I’ve now spent two months in self quarantine. While things are opening back up, I’m still staying home. I’m still paranoid about leaving my apartment. And I sometimes have anxiety problems. At least they don’t last very long. I’ve had only one breakdown since self quarantine started. That was about a month ago.
I find myself wanting to sleep more. Sometimes I sleep just out of depression. Sometimes I’ll just lay in bed for a couple hours in the afternoon just to let my mind wander. I occasionally have hallucinations, especially as I try to fall asleep. I often hear footsteps of people that aren’t there. I sometimes hear knocks on my door when no one is there. I sometimes hear doors open and close. And I’m beginning to get paranoid around some of my neighbors. I sometimes fear they secretly don’t like me and want to get me evicted. I sometimes fear people will try to break into my place and rob me, sometimes even during daylight hours. I’m scared my neighbors will try to pick arguments and fights with me sometimes. It just seems that people are more angry and quicker to fight lately.

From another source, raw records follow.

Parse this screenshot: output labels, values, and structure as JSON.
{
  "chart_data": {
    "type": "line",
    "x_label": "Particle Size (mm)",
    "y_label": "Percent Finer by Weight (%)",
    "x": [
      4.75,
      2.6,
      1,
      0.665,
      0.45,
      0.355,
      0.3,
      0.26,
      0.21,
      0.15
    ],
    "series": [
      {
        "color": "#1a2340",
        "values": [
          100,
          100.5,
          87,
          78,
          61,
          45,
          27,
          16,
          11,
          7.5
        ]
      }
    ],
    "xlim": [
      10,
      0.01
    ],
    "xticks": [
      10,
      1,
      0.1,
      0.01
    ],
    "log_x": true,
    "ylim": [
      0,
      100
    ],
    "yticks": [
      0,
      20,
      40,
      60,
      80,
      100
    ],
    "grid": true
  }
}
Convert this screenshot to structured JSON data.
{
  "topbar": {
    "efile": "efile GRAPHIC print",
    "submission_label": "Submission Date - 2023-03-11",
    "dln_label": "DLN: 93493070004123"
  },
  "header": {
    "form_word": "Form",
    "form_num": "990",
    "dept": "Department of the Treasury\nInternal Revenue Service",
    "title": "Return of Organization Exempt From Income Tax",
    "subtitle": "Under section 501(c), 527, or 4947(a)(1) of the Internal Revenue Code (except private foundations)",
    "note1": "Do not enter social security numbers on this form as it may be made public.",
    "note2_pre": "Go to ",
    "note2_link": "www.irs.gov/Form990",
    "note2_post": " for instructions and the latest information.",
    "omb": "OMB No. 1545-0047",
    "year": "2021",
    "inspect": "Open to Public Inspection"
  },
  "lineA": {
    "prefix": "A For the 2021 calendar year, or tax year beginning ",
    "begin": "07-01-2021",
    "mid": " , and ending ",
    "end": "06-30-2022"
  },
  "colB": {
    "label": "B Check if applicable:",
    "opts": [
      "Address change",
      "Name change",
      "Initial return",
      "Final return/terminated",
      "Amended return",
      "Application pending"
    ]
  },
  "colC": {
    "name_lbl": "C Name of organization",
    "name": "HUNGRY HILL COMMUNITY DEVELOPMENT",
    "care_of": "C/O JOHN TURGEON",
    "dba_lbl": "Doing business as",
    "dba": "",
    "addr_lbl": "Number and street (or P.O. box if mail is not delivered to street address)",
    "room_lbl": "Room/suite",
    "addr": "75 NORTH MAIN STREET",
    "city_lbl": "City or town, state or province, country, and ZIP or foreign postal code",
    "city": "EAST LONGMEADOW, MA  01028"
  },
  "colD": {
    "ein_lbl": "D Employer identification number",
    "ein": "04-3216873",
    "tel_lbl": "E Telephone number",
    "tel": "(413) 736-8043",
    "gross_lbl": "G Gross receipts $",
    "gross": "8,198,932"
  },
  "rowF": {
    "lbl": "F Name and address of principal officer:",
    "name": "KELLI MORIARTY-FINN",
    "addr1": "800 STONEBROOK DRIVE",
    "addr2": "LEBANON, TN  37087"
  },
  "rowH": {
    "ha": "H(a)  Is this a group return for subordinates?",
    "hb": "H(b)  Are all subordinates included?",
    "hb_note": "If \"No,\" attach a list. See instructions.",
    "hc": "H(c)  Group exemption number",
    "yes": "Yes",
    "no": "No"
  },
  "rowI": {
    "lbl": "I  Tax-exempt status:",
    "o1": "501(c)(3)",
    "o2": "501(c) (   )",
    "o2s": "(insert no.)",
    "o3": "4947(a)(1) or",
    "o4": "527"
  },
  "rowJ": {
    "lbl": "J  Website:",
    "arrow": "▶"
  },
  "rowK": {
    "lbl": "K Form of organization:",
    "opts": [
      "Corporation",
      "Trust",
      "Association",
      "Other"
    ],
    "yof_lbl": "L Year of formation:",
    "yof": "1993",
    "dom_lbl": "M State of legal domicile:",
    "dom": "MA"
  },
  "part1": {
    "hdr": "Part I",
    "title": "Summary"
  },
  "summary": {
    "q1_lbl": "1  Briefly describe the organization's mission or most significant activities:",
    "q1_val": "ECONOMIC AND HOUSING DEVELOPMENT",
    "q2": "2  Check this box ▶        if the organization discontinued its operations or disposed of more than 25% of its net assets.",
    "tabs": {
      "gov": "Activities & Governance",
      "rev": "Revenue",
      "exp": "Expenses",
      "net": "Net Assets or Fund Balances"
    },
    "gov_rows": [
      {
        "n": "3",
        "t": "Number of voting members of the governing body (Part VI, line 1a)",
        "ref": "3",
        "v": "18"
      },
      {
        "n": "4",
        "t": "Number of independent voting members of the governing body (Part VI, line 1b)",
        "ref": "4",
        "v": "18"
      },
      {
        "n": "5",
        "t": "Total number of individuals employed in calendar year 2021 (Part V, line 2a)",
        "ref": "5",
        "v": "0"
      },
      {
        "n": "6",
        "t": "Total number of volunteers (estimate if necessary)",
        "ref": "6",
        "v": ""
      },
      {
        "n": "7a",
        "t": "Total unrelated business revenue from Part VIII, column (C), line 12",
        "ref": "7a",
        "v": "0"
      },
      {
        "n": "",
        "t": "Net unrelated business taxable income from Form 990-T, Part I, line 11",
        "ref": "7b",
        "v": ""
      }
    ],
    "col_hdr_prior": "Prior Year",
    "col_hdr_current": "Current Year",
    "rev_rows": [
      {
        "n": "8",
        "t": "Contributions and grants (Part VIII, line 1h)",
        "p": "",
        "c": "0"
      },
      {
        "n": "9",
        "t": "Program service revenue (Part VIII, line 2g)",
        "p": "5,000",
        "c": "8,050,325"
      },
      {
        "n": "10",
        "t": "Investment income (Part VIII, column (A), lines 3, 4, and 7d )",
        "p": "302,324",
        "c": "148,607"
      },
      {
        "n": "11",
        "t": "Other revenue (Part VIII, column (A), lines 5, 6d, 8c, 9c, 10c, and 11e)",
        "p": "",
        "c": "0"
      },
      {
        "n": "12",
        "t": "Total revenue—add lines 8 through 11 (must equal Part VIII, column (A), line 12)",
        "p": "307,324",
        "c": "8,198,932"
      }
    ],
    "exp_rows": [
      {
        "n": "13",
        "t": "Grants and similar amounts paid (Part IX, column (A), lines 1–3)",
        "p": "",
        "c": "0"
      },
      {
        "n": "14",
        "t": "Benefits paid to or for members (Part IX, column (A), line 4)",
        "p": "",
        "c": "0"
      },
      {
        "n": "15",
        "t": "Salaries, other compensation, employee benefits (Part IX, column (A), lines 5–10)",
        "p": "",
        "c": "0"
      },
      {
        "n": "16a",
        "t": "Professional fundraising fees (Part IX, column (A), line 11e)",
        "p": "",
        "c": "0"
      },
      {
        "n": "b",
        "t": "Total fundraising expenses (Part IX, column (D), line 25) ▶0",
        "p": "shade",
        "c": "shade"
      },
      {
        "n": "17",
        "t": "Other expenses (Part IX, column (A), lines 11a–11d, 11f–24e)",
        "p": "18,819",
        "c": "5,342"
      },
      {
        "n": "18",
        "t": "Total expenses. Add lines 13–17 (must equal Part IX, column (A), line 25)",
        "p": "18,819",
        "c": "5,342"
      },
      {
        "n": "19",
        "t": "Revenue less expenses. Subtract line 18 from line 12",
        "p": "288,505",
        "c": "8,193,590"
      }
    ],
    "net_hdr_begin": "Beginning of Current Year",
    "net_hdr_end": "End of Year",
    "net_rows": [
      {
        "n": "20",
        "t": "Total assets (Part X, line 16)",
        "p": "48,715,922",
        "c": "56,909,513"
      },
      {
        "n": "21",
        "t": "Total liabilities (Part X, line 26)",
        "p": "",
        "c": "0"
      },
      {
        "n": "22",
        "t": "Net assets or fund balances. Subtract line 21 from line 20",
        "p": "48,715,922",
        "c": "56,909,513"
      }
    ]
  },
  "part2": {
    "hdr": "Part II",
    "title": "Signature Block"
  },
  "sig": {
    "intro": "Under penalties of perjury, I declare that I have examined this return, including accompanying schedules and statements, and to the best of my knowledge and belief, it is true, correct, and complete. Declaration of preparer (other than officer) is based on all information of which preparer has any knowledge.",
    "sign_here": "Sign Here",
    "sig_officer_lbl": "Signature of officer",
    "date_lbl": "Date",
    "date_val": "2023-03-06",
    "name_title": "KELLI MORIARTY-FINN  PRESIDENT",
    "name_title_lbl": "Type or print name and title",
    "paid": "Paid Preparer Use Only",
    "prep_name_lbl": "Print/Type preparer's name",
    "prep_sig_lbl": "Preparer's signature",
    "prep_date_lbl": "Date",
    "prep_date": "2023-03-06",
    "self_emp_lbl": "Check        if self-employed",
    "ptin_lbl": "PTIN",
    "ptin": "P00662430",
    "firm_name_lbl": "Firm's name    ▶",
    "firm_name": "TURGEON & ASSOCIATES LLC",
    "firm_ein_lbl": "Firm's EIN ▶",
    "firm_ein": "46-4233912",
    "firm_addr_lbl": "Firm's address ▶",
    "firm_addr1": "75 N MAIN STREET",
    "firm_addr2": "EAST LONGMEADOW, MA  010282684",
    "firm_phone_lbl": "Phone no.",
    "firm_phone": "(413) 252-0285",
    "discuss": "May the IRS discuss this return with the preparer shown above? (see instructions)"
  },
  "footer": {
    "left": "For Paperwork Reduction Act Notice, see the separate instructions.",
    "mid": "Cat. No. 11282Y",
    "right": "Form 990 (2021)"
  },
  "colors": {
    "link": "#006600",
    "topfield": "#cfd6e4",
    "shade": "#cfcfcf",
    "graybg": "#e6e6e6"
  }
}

I no longer find socializing enjoyable. I spend most of my time at home. I’ll sweet talk my neighbors into picking up my mail once a week just so I don’t have to be forced to socialize. I’m scared I’ll get into a heated conversation that I wanted nothing to do with in the first place. I don’t even find socializing over the phone very enjoyable anymore. I fear people will think I’m rude if I don’t want to talk. So I sometimes lie and say I have another call or someone knocking on my door if I need to end a conversation quickly. I just don’t want to socialize anymore. Some days I want to spend all day in bed. But I don’t simply because I’m paranoid that someone will knock on my door or call my phone and I’ll be expected to answer at a moment’s notice. I fear people get angry with me if I have to make them wait at all. I’ve had this fear for most of my life.